Characterizing Cultural Localization in AI-Generated Stories
中文标题: AI生成故事中的文化本地化特征分析
英文摘要
A new method is proposed to measure the degree of templated versus holistic cultural localization in AI-generated stories by identifying lexical tokens that distinguish narratives across nationalities and then measuring narrative similarity after their removal. Evaluating stories from five models across 125 topics and 193 nationalities, the method finds that only 9–17% of the vocabulary accounts for cross-national variation, with the remaining text exhibiting repeated multi-word sequences, indicating a shared culturally-agnostic template. The study further characterizes the identified cultural markers for stereotypicality and offensiveness, revealing that markers from 19 countries, predominantly in the Global South, are on average offensive.
中文摘要
提出了一种新方法,通过识别区分不同国籍故事的词汇标记并测量移除这些标记后叙事的相似性,来量化AI生成故事中模板化文化本地化与整体文化本地化的程度。对5个模型在125个主题和193个国籍下生成的故事进行评估,发现仅9%至17%的词汇决定了跨国差异,剩余文本包含重复的多词序列,表明存在一个共享的文化无涉叙事模板。

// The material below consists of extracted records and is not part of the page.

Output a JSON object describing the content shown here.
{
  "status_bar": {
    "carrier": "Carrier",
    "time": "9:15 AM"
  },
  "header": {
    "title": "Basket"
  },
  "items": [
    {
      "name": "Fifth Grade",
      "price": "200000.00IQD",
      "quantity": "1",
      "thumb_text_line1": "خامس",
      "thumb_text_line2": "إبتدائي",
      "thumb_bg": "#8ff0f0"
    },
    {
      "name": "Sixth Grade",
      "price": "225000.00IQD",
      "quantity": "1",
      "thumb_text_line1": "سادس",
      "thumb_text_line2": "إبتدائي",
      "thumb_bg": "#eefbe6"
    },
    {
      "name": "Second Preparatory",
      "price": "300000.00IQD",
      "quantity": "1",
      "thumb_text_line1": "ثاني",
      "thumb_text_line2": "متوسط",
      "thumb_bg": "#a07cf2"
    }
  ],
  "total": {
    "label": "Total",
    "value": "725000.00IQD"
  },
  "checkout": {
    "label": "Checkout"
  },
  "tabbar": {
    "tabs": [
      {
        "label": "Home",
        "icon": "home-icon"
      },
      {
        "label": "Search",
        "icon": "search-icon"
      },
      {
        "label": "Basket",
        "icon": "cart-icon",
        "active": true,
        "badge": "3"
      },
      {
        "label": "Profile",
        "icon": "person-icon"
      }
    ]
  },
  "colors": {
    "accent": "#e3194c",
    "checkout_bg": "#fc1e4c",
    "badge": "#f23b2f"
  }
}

研究进一步分析了所识别文化标记的刻板印象性和冒犯性,发现来自19个国家的标记(主要位于全球南方)平均具有冒犯性。
关键要点
Proposes a measurement method that distinguishes between templated (marker-only) and holistic (plot/value-level) cultural localization in AI-generated stories.
提出了一种区分AI生成故事中模板化(仅标记)与整体(情节/价值观层面)文化本地化的测量方法。
Analyzing 5 models, 125 topics, and 193 nationalities, the method detects that only 9–17% of the vocabulary acts as cultural markers driving narrative variation.
分析5个模型、125个主题和193个国籍,该方法检测到仅9%至17%的词汇作为文化标记驱动了叙事差异。
After removing those markers, the remaining narratives contain repeated multi-word sequences, suggesting a shared, culturally-agnostic template.
移除这些标记后,剩余叙事包含重复的多词序列,表明存在一个共享的、文化无涉的模板。
Cultural markers for 19 countries, mostly from the Global South, are characterized as offensive on average.
来自19个国家的文化标记(主要位于全球南方)平均被定性为具有冒犯性。